Adelmo Farandola vive in una malga sperduta sulle Alpi, dove ha scelto di fare l’eremita  per dimenticare un’infanzia passata sotto i fili dell’alta tensione. C’è molto della pazzia in questa figura trascurata e scontrosa, che scorda tutto da un attimo all’altro e che sembra aver dimenticato la pietà; eppure sarà un vecchio cane spuntato dal nulla a costringerlo ad una sorta di riabilitazione al sentimento – se non altro a quelli di tolleranza e compassione – perché i cani, si sa, non riesci a scacciarli neanche con le pietre o se li prendi a male parole. La neve sorprende cane e padrone che fanno a gara per chi sopravvive meglio ai rigori di un inverno di carestie e isolamento: il valore aggiunto è che, senza che la cosa appaia forzata neanche per un momento, l’animale è perfettamente in grado di parlare. Mentre una tormenta copre le cose, Adelmo e il suo nuovo amico cercando di sopraffarsi a colpi di ironia, sempre vigili che ad uno non salti in mente saltare addosso all’altro per togliersi l’appetito. Ma è quando la primavera inizia a sciogliere la neve e da quel manto candido spunta il piede di un cadavere, che Farandola e il suo cane dovranno confrontarsi con qualcosa di molto più oscuro della fame o della fatica; ed è a questo punto che il cuore del romanzo abbandona il sentiero della favola per adottare tinte più scure, che ficcano le mani in un oscuro passato, e forse perfino in un terribile presente/futuro.

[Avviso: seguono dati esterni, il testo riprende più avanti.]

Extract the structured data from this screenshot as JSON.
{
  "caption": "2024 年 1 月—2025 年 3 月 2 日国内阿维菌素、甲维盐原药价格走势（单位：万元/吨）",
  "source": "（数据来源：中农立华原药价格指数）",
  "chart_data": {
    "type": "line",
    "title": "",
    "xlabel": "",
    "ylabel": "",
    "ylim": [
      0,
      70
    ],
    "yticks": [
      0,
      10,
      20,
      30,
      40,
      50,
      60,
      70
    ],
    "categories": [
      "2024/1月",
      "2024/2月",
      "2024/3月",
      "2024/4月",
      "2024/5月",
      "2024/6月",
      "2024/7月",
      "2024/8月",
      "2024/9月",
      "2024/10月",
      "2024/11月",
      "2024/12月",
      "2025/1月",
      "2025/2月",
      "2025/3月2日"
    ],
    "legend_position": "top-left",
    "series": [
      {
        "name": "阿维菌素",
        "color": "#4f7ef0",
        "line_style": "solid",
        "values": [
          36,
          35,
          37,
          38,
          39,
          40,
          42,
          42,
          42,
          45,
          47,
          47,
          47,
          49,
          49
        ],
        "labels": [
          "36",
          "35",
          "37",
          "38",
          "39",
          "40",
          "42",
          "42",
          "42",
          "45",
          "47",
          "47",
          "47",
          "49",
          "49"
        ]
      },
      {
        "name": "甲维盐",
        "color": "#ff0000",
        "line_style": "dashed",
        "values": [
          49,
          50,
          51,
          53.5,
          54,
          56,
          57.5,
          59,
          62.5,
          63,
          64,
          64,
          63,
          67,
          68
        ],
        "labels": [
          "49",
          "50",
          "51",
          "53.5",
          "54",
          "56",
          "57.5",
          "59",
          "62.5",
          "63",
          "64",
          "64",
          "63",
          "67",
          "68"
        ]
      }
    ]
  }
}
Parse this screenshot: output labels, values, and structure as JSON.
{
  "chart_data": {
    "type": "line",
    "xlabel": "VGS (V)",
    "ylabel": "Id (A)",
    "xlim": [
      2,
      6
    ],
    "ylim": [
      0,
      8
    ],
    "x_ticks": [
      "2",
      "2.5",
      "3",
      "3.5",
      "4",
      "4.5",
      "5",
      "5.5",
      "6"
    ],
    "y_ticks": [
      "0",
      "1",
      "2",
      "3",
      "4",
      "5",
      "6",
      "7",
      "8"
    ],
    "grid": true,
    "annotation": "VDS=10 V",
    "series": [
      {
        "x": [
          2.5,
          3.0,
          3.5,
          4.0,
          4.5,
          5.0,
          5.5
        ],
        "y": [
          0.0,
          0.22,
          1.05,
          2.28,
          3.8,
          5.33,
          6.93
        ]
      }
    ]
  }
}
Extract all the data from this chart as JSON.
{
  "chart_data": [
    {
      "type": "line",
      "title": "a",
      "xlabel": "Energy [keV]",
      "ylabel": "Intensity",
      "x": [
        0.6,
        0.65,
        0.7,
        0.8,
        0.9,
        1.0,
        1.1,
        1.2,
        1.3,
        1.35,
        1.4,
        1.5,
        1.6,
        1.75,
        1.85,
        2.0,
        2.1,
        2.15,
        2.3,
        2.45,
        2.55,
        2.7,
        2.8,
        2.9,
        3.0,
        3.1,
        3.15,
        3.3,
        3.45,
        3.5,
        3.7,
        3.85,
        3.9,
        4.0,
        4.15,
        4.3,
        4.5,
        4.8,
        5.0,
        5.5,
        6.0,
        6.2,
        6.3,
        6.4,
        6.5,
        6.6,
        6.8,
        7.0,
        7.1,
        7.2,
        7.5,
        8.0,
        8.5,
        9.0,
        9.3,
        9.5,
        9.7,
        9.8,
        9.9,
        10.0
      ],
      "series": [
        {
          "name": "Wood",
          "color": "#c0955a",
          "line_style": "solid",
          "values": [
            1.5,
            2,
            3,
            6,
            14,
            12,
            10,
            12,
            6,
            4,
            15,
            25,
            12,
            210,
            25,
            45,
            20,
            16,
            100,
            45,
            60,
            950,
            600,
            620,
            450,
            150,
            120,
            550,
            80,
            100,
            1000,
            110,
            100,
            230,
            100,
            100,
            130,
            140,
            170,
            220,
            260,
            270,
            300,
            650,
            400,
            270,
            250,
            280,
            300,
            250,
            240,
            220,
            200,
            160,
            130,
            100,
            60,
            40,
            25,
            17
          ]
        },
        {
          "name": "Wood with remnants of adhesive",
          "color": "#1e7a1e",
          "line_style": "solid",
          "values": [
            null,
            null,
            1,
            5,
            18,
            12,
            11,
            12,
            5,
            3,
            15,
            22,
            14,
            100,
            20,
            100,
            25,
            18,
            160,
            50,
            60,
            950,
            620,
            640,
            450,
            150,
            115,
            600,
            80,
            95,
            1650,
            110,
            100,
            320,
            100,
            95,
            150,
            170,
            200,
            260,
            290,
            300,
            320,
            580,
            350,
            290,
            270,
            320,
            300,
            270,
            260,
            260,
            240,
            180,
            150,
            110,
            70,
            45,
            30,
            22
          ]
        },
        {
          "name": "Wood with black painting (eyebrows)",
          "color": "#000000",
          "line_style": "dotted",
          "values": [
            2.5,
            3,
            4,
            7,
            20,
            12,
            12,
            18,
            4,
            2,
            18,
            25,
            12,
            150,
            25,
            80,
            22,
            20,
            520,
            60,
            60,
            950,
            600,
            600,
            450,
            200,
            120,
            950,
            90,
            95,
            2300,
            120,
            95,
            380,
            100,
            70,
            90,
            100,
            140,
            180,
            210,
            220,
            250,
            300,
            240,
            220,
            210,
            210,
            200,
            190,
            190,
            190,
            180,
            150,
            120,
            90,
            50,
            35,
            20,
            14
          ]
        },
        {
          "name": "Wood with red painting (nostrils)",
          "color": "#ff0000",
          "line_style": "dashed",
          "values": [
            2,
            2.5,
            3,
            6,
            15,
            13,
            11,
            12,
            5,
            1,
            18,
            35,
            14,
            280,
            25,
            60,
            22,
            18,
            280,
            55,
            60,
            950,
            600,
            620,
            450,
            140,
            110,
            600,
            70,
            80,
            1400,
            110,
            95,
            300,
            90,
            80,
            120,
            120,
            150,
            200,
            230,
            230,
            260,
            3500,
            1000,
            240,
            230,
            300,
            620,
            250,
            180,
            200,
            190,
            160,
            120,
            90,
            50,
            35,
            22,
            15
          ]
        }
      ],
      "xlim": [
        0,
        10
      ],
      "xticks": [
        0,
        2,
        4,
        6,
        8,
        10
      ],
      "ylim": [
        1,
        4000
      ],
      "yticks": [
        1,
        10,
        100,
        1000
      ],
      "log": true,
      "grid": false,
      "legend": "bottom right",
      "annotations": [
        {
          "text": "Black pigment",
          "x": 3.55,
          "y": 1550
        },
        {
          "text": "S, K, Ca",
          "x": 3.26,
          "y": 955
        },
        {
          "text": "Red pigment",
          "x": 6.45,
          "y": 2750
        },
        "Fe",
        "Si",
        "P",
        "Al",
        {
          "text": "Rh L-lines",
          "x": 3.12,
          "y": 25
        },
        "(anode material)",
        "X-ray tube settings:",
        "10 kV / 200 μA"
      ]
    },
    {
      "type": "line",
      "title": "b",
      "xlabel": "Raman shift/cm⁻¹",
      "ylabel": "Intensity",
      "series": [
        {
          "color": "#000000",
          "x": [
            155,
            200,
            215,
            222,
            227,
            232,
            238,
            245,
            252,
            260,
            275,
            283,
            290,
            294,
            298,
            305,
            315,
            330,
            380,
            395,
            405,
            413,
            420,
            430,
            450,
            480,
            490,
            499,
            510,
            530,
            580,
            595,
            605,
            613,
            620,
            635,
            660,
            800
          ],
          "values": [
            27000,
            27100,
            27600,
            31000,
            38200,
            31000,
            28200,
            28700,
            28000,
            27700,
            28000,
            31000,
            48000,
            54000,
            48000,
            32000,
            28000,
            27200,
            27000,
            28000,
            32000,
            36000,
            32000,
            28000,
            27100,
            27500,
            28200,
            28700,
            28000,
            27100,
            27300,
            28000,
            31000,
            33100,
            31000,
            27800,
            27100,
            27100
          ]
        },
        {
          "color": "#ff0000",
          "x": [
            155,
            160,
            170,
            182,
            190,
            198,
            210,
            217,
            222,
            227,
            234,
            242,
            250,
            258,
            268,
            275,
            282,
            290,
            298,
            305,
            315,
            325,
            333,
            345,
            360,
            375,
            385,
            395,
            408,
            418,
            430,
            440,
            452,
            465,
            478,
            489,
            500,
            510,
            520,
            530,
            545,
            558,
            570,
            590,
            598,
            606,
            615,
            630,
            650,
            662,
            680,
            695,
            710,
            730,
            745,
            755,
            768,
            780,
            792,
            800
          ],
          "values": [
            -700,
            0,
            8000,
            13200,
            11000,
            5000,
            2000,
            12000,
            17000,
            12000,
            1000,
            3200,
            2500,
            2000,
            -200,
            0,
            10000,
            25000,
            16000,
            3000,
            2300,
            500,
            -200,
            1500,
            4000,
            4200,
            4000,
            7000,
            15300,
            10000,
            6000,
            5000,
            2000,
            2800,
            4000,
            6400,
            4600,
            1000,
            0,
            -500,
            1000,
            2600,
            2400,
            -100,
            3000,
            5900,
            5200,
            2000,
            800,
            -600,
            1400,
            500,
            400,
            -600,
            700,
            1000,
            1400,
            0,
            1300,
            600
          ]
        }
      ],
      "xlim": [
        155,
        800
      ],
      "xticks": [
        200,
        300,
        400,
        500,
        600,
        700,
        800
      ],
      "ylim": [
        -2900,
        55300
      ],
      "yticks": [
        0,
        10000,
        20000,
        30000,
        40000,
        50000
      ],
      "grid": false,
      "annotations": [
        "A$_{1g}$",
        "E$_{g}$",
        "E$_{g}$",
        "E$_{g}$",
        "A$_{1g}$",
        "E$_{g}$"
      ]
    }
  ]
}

Ispirato alla letteratura svizzera per sua stessa ammissione, Claudio Morandini esercita in Neve, cane, piede (Exòrma, 2016) una scrittura levigata che lascia il respiro senza mai esagerare ad un racconto sul paesaggio; impossibile farlo senza frequentare, almeno un poco, il cuore degli uomini – o dell’unico, in questo caso – che ne fanno parte, che gli sono legati in maniera indissolubile. Morandini scrive con falsa semplicità una storia terribile, che si legge con la fame di chi vuol capire quanto in fondo possano arrivare gli uomini, quelli che sopravvivono e quelli che invece lasciano il passo. Tutto si tiene in piedi in una squisita atmosfera di credibilità e di terrore insieme, fino al temuto epilogo.
Questo libro è per chi medita di andare a vivere in esilio sul Grappa e per chi sa che non si può mai sparire senza lasciare almeno una traccia.